SegaGenesisRecomp Gets Game #2: Sonic the Hedgehog 2
Sonic the Hedgehog 2 now has a playable PC port build, marking SegaGenesisRecomp's important second-title milestone.
Playable does not mean exhaustive. It means a player can boot the game and navigate through stages. Less commonly travelled code paths, like boss fights, are likely to still incur issues at the time writing on this project.
Even with the above caveats, the game builds and exercise several code paths, and has been a forcing function in making segagenesisrecomp more abstract for the Sega Genesis ecosystem, instead of being a proxy for its first title, Sonic the Hedgehog.
Moving Away From Sonic 1-Specific Behavior
A major focus of the Sonic 2 work was removing hardcoded Sonic 1 behavior from the runner and shared framework.

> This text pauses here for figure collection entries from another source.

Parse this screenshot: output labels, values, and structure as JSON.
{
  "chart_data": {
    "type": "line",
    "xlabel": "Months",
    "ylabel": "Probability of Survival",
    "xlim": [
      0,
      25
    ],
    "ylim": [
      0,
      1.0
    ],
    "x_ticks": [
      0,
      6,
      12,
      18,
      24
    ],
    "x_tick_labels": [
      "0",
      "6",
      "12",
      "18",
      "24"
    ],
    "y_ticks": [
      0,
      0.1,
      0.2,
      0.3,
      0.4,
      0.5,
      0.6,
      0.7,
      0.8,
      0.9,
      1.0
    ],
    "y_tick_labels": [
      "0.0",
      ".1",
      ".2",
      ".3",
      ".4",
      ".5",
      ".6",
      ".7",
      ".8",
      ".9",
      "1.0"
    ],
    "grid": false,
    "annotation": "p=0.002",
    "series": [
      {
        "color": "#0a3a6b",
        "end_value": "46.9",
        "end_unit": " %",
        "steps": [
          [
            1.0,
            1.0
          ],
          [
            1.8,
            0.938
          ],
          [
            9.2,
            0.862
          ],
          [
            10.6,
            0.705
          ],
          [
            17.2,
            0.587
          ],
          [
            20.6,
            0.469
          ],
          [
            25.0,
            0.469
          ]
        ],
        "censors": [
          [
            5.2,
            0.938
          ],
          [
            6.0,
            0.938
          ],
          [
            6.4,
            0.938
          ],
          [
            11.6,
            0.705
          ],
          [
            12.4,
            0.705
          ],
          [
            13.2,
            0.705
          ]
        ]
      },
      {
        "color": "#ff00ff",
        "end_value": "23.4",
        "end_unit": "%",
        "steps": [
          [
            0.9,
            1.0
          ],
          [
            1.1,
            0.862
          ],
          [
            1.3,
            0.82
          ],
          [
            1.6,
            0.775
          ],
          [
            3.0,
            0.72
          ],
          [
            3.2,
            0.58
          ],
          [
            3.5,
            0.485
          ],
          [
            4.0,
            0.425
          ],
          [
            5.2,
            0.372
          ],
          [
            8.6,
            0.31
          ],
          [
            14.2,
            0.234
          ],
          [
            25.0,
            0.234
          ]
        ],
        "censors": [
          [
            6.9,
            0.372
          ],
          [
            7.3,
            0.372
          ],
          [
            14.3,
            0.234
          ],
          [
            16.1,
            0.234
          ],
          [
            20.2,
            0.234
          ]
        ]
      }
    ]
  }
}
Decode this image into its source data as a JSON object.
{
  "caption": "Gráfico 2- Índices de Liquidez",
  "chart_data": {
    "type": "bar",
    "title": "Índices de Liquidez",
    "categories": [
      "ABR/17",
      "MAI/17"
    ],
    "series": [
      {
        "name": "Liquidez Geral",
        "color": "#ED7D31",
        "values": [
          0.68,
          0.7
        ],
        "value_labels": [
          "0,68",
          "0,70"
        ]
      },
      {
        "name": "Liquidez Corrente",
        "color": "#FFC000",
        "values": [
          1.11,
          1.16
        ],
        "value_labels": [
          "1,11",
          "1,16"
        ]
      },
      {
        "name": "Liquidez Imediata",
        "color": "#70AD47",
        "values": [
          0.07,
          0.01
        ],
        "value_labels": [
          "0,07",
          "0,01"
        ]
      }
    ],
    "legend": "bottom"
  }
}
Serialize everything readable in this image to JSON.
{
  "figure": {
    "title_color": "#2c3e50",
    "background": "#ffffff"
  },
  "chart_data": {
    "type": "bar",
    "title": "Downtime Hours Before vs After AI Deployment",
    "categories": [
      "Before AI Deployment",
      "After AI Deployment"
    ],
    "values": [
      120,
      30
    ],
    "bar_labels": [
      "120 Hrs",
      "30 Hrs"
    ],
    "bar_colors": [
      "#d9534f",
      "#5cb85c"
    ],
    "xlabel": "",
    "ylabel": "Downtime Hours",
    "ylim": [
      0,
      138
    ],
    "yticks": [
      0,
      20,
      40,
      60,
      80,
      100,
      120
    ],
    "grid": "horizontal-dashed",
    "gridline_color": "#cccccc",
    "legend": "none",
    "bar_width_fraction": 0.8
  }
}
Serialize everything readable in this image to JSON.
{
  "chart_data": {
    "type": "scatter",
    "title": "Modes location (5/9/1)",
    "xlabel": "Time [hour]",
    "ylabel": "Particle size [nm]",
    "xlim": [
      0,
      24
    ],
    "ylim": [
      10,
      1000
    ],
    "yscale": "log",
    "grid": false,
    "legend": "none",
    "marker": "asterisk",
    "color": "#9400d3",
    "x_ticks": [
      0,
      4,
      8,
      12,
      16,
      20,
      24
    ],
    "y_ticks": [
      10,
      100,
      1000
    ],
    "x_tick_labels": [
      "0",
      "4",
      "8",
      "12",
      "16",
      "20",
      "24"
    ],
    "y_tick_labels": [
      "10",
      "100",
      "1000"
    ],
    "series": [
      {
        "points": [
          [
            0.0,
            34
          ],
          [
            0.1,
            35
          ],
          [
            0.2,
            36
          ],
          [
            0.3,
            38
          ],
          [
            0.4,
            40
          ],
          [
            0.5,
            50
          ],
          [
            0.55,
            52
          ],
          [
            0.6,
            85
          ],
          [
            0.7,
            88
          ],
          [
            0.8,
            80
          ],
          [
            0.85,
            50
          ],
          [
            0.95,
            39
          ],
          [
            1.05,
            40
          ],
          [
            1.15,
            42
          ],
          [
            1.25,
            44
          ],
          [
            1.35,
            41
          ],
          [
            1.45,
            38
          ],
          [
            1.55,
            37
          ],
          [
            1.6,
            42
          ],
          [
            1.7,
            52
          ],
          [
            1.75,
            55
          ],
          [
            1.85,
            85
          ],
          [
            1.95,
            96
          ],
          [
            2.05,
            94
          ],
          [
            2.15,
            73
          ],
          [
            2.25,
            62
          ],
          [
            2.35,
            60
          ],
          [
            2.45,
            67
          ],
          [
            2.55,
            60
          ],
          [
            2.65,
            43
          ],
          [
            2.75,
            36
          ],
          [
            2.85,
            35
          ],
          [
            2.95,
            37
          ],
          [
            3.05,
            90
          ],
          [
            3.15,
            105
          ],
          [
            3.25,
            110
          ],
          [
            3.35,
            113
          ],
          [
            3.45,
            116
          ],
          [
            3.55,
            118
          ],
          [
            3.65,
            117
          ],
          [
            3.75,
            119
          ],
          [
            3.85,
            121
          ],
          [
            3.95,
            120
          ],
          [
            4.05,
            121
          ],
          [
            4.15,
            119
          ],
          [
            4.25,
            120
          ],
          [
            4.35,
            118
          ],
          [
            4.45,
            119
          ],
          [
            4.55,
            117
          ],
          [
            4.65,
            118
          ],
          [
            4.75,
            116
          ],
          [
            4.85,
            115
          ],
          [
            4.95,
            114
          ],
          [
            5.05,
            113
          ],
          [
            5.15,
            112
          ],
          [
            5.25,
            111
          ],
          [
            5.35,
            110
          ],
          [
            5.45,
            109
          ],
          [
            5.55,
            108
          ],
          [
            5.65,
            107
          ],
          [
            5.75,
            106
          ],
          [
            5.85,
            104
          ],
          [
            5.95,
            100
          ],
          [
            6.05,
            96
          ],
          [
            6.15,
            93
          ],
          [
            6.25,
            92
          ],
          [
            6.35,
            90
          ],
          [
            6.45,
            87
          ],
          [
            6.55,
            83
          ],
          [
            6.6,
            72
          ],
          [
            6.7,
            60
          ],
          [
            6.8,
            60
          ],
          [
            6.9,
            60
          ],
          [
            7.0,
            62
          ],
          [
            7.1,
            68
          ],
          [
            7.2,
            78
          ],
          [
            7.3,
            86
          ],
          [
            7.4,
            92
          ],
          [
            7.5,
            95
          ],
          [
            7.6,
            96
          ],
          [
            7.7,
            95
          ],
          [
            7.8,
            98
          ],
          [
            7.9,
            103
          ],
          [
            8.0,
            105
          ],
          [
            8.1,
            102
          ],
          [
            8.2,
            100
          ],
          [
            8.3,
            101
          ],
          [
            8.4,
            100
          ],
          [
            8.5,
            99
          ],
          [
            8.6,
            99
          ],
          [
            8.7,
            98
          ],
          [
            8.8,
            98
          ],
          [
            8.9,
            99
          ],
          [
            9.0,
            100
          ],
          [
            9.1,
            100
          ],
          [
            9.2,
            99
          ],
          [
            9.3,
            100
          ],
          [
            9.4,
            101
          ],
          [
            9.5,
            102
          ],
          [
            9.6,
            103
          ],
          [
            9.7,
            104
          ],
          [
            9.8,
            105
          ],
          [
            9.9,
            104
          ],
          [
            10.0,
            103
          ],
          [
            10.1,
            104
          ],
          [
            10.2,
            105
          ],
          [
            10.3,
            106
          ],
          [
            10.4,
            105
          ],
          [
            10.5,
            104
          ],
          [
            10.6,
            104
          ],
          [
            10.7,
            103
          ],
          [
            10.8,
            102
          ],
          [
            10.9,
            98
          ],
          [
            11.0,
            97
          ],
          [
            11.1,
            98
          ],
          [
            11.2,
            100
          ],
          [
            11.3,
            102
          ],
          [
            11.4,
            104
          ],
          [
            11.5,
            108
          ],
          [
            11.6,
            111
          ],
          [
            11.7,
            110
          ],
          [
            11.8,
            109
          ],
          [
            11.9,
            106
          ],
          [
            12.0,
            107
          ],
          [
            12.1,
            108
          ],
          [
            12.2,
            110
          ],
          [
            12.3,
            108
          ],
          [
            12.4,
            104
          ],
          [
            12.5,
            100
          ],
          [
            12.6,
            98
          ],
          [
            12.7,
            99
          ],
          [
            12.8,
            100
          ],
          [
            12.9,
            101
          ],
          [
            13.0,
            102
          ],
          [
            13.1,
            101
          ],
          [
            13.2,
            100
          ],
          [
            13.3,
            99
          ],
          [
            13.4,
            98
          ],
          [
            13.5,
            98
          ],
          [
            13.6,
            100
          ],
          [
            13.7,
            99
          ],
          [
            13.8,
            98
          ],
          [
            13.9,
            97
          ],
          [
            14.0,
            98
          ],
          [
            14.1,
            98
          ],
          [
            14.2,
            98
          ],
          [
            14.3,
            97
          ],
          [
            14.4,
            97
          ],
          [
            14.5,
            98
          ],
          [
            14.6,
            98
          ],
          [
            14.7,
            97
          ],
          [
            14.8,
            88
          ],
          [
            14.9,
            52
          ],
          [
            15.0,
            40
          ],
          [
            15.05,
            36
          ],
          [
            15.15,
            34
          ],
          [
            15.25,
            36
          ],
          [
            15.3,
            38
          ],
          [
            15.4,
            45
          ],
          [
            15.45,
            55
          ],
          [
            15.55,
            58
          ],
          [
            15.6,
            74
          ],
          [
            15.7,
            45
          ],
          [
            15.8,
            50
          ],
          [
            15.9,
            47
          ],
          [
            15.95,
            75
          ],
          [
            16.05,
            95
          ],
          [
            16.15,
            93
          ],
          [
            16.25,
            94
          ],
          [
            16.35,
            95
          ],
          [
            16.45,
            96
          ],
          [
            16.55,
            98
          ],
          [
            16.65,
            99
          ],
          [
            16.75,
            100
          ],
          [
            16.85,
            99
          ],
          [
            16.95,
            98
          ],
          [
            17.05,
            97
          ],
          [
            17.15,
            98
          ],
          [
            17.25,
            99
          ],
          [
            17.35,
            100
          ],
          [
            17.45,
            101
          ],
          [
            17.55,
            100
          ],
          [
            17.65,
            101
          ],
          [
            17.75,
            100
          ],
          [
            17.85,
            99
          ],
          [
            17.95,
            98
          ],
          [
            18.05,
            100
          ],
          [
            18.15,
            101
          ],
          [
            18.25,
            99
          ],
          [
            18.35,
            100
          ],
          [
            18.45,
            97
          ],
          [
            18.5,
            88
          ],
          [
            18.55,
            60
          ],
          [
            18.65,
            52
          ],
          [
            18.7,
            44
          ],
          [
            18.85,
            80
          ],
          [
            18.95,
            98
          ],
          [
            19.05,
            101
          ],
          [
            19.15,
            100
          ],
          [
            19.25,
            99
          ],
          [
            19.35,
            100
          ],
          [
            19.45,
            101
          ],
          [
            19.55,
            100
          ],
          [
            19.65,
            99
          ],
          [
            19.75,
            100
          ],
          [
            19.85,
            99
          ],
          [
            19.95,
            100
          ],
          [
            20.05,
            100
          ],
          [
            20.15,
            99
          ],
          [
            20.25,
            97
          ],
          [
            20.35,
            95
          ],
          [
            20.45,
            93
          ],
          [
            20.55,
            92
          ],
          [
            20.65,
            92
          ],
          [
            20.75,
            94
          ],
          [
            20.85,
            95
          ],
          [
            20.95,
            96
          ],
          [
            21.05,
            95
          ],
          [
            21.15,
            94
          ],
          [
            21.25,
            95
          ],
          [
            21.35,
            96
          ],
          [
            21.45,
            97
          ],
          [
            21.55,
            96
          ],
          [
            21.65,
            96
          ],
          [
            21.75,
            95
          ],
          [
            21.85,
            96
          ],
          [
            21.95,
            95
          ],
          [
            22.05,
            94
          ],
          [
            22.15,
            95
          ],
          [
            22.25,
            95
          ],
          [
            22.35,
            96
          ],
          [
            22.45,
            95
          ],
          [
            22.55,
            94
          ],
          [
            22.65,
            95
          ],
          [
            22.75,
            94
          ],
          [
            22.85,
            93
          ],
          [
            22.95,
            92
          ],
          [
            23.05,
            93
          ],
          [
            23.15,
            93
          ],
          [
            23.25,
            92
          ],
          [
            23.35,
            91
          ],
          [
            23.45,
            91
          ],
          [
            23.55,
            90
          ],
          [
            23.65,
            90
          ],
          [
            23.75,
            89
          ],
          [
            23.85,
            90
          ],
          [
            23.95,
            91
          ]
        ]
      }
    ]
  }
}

Instead of baking in assumptions that only apply to the first game, more behavior has been parameterized, abstracted, or moved into game-specific configuration. That makes the project healthier.
This is the kind of work that is not always flashy in a video clip, but it matters a lot for the long-term ecosystem.
Sonic 2 helped push the framework toward cleaner boundaries:
- game-specific behavior belongs in the game project
- shared Genesis behavior belongs in the common runtime
- assumptions should become parameters where possible
- one-off fixes should become reusable architecture when they apply to more than one title
That is the difference between a successful port and a growing recompilation framework.
Next Steps
Sonic the Hedgehog 2 is now playable through SegaGenesisRecomp, with more testing still needed before calling it fully validated.
Given my backlog of projects, I may aim to let the community assist in heavier validation of Sonic 2, and instead do a breadth focused approach for now to support more titles. Sonic 3, Sonic & Knuckles (or realistically, Sonic 3 & Knuckles) is a good next target as a natural successor that exercise many similar code paths, allowing it to be a faster win, especially given that the Sonic games have all been well documented.